You mention you can live independent so you're probably not ready for assisted living but an alternative may be a senior living situation. This would give you more social interactions and people around in case of an emergency. Some senior complexes are income based.
Have you thought of asking your son to assist you in locating housing in a senior community and helping you move before they move? Also, maybe he can help you set up your computer / phone so can do video chats after he moves.
Good luck
Laurie
It is painful. Your kindness comes through in your responses. You are a wonderful person and would be a wonderful friend to have, I am sure. I have gone through major loss in the past year and reading a book Unattended Sorrow by Stephen Levine has helped me deal with the losses and subsequent grief. The book isn't for everyone, but I have re-read it, I think it was that helpful to get an honest assessment. I solely helped my parents and friends who I have lost through their final stages of illness. My siblings never helped, and they do not show or have any remorse for being selfish. It is an acceptable way to live, I guess. But I know I did the right thing for me as I would have felt guilt and remorse. Ask your son if they can wait to make this major move? What can it hurt?
I will definitely read Mr. Levines book as I read a lot and have recently ventured into Buddhist offerings but have only skimmed the surface, though certainly of interest. One said the three most dangerous things are anger, ignorance and attachments (defined as emotions that leave us hungry and wanting). But it 's difficult not to feel attachments to your children.
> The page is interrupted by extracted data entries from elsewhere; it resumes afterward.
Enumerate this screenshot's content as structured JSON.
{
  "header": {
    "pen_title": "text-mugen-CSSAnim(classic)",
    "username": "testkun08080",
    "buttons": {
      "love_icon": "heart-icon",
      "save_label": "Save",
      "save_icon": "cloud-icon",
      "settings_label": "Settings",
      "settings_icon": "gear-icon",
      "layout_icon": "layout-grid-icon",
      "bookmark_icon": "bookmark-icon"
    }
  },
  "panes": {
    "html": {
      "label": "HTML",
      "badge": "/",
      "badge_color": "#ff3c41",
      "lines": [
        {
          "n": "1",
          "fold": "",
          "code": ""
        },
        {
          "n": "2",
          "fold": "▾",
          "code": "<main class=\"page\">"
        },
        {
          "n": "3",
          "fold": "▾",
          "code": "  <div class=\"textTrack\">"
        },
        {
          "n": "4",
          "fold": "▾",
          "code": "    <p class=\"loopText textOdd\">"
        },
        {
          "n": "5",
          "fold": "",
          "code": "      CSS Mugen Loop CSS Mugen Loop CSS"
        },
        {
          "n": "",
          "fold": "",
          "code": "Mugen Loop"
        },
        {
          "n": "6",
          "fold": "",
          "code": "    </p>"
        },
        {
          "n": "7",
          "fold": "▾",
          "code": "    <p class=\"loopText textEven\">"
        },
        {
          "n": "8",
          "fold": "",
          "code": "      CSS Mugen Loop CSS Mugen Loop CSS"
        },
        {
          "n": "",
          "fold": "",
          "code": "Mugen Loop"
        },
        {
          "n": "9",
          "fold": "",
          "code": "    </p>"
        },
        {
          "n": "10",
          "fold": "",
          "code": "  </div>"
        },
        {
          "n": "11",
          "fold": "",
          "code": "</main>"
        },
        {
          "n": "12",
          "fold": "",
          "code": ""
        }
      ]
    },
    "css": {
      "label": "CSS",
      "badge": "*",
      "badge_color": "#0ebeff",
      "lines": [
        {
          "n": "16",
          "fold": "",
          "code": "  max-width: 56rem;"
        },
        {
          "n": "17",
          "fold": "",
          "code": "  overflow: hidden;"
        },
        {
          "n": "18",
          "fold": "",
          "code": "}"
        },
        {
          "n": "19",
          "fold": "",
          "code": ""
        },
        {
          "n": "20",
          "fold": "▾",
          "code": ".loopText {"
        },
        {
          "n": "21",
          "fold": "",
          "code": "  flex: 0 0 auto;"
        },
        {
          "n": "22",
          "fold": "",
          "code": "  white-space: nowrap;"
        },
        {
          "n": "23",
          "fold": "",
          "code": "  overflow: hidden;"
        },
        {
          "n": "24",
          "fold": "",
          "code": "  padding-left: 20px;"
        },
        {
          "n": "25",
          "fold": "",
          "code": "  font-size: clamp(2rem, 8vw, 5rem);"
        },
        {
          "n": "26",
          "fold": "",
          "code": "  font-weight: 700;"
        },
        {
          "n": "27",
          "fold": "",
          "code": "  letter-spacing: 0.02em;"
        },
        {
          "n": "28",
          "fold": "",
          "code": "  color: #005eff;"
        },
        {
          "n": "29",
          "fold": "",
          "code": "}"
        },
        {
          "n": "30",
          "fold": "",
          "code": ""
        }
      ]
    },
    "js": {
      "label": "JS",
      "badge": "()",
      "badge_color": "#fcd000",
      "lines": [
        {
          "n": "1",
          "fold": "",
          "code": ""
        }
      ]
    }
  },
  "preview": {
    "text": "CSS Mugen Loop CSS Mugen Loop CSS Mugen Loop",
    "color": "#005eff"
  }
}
It's so helpful to have suggestions that help see the situation in broader terms - that it's not just my children but also the culture that influences many.
Again, thank you again for very helpful thoughts. I'm sorry for your loss and thankful you found help to see you through a difficult time.
Thank. you, Laurie, for very good advice. I am currently in an Independent Senior facility which, just as my family's plans were broached, announced another exorbitant rent increase along with other added charges making it uncertain whether I can stay here. Getting settled somewhere else before my family moves is a great idea. That would provide a bit more stability.
I appreciate your taking the time to offer your welcome suggestions.
This must be so tough for you! We had the opposite problem two years ago. My husband and I decided to relocate over thousand miles away from where we lived most of our lives. My daughter, who has her own family, was quite upset with me about the move and didn’t speak to me for awhile. We finally were able to reconnect. Time helped all of us to think about how to move forward. We have no plans to go back, but we are talking with our daughter and son-in-law about different contingencies and what they and we want to happen when my husband and I will need help.
My suggestion is that you and your son come up with a plan and put together resources, make a list of family/friends who can step in to help out. Decide together at what point and under what circumstances your son would need to return. Ultimately, try to create a workable plan.